If you reply to an author’s newsletter, do you expect a response?
Interesting question!
If I had ever written to an author back in the days before email, I wouldn’t have expected an answer. Not that I ever wrote to an author, mind you. That would have meant …
- Finding the address
- Writing the letter
- Going to the post office so the letter could be weighed so I could make sure it had the correct postage for an international letter
- Assuming the letter got correctly delivered
- Assuming that the author read the letter
- Assuming that the author then chose to reply
- Assuming that the international postal service managed to get that reply back to me in New Zealand
That’s a lot of assumptions, and is probably why I wouldn’t have expected a reply.
Email and social media have made it easier and cheaper to connect. In theory, makes it easier to send and receive mail, but we are still beholden to the email service providers to deliver our email. Some email gets stuck in spam folders, and some never gets delivered at all.
Besides, email can be overwhelming.
I get work emails, life admin emails (like bank statements and bills), retail emails, author newsletter emails, and various other emails.

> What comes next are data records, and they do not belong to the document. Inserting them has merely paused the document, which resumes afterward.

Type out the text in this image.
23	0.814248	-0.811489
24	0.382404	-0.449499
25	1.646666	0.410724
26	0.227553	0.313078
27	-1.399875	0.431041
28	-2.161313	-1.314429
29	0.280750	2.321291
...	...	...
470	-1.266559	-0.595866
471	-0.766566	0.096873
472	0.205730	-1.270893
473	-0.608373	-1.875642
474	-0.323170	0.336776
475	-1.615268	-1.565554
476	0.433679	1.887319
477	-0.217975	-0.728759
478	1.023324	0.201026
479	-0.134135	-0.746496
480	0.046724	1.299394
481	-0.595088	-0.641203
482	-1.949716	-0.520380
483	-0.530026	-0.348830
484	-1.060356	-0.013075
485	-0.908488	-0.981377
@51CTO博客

I look at my email inbox and the emails I need to reply to, and fully understand why someone might choose not to respond.
Also, emails can turn into a never-ending train.
Author: Cool email
Reader: I enjoyed your cool email.
Author: Thank you. I’m glad you enjoyed it.
Reader: Thank you for saying thank you.
Author: Thank you for …
It could go on forever.
Someone has to stop the train, and I’m not going to object if that someone is the author.
So while it’s always nice to get a response, I don’t need one and I’m not going to hold it against an author if I don’t receive a response.
I was just thinking today about how I wrote to Gilbert Morris snail mail and was blown away when he replied. I wrote back which was the start of a few letters from him. Back then it was because one series had an impact and I just had to write. Never expected a reply.
Nowadays if I get an author newsletter and I respond to a newsletter due to the author asking for input or questions making it sound like they want to have some feedback then I would like a response. Like one author was asking for suggestions for a book about real life situations that had happened to readers. I never did get a reply after the second time I responded for similar reasons and never got a response at all I stopped responding.
When its more writing due to content. like one author talked about dealing with a issue I have or had dealt with. I just sent some encouragement and a few things I had done to help. I didn’t expect a reply because they hadn’t asked for answers.
So my take away is if you are asking for your subscribers to respond then I want a reply. if its just responding to something in the email without asking for responses I don’t expect it.